March 26, 2010 // Uncategorized

With 75,000 young people, pope talks of eternal life

By Father Matthew Gamber

VATICAN CITY (CNS) — Pope Benedict XVI and 75,000 young people gathered under the stars in St. Peter’s Square on a warm spring night to discuss the meaning of eternal life.

“First of all, we must be clear that eternal life is real life, different from our lives right now, but truly real, not something illusory or unreal,” the pope told the crowd March 25, the feast of the Annunciation.

The gathering was a prelude to World Youth Day, which this year was being celebrated by dioceses throughout the Catholic Church on Palm Sunday, March 28.

The Diocese of Rome sponsored the event, which included a look back through videos from previous World Youth Days in Rome and Sydney, Australia, as well as testimonies from World Youth Day participants. Among those speaking were a married couple, an actress and a man scheduled to be ordained to the priesthood in June.

After making his way through the darkened square in an illuminated white popemobile, the pope took his seat and answered questions posed to him by three young Italians based on the story of the rich young man in St.

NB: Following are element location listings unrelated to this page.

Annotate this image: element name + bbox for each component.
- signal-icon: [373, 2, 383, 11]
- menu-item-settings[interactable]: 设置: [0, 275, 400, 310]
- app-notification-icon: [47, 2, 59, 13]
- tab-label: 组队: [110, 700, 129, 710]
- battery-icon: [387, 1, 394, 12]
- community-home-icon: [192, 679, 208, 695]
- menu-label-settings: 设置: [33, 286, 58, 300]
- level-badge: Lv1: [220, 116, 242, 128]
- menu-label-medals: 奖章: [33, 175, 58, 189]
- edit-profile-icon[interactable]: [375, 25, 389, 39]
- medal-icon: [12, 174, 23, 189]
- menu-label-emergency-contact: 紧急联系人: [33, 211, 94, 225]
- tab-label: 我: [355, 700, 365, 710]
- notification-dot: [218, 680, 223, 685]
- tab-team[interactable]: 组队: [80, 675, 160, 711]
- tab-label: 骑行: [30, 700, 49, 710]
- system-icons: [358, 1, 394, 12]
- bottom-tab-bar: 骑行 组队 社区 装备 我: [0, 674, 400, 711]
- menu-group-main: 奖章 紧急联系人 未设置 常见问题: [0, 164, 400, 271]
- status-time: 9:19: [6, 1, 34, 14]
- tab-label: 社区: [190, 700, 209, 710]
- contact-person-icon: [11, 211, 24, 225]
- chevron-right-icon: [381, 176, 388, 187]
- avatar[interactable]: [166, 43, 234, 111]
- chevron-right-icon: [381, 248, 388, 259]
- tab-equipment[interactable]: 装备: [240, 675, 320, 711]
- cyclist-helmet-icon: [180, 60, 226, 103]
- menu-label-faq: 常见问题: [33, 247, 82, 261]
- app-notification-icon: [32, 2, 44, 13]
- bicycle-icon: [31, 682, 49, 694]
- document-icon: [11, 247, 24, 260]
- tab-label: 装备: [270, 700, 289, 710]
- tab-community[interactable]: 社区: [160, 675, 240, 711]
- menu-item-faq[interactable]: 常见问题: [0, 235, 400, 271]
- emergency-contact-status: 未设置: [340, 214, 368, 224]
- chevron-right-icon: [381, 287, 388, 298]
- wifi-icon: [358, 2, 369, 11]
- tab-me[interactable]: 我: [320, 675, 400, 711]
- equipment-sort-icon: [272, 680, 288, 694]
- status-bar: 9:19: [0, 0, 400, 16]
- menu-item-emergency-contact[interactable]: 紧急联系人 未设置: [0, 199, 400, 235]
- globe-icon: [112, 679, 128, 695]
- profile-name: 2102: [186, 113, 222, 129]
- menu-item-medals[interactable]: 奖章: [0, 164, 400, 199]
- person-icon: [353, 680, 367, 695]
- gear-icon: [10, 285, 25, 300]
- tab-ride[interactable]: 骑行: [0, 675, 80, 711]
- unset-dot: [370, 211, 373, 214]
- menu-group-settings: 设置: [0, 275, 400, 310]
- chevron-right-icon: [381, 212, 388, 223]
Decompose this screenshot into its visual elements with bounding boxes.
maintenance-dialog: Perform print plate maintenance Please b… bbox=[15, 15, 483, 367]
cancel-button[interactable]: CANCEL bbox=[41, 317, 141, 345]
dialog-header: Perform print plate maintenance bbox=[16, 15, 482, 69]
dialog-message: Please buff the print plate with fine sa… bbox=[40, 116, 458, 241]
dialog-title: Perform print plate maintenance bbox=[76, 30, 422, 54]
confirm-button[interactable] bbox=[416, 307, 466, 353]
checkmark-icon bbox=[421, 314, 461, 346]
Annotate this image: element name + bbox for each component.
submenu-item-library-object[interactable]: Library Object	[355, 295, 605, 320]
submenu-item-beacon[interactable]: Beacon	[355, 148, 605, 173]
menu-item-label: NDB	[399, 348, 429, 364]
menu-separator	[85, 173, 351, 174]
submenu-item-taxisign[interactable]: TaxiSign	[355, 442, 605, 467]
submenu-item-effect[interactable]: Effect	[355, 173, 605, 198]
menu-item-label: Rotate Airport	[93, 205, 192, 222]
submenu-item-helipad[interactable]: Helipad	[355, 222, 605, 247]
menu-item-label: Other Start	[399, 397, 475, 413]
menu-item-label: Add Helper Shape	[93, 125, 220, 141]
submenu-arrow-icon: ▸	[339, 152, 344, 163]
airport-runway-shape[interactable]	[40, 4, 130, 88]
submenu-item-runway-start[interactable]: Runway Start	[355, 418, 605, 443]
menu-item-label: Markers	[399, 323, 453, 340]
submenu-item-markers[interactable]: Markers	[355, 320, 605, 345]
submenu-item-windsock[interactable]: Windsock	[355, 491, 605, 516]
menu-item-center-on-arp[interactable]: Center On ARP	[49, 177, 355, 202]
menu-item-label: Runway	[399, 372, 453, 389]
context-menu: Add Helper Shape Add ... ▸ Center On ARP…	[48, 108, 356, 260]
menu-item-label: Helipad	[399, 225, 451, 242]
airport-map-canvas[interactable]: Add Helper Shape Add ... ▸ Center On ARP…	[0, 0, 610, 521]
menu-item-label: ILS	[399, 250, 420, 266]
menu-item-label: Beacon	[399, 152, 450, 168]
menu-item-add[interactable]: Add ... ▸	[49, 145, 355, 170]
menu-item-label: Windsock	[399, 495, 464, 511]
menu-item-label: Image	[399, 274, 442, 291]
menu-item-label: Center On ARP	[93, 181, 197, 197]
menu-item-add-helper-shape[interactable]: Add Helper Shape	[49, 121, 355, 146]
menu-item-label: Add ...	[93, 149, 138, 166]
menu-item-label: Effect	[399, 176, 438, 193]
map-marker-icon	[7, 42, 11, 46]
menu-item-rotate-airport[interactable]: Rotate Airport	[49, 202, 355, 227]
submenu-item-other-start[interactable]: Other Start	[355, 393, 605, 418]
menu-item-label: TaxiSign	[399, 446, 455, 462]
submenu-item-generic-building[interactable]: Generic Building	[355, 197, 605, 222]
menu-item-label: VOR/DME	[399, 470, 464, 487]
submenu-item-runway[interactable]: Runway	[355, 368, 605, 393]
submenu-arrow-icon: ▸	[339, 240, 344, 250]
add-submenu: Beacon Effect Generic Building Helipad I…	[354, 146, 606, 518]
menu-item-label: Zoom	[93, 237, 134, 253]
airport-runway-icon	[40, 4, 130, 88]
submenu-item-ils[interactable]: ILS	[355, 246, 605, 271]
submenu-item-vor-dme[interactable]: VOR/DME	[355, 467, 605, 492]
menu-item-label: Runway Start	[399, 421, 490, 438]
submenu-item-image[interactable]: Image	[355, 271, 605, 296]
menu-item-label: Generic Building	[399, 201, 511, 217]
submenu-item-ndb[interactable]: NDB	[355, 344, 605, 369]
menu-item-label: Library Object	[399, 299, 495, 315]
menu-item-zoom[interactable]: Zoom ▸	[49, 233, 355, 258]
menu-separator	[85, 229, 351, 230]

Mark’s Gospel, who asked: “Good teacher, what must I do to inherit eternal life?”

The 82-year-old pope spoke to an audience of mostly teenagers and people in their twenties dressed in matching white T-shirts and baseball caps. Answering the questions without prepared notes, he said the Gospels are filled with accounts about how much God loves each of them for eternity.

To find God “is to know that my life is willed by God from all eternity, that I have been created from the depths of God’s eternal love and this love is waiting for me to return to him in eternity,” he said.

But the pope said God’s eternal plan is not just something for the future. God’s love and commandments, he said, affect key areas of their lives, such as “the family as the foundation of society, the respect for life as a gift from God and the proper ordering of human sexuality between men and women.”

Pope Benedict, who often uses the example of the saints to illustrate his points, cited as worthy role models for young Catholics St. Josephine Bakhita, St. Francis de Sales and Blessed Mother Teresa of Calcutta. They showed a desire for eternal life and concern for the world, the pope said.

The rally, which brought together youths from 43 different dioceses in Italy as well as young Catholics from other parts of the world, marked the 25th anniversary of the first World Youth Day that was called by the late Pope John Paul II in Rome in 1985.

“It was like a mini-World Youth Day in terms of the excitement, the vibrancy and the celebrative atmosphere,” said Irene Lagan of Boston, who attended this year’s event in St. Peter’s Square.

“It is easy to see from the way the pope spoke that he has an ease and a real desire on his part to connect to young people,” said Lagan, a student at Rome’s Angelicum University.

The diocesan celebrations are held in years when there is not an international gathering for World Youth Day. The next major international World Youth Day celebration is scheduled for the summer of 2011 in Madrid, Spain.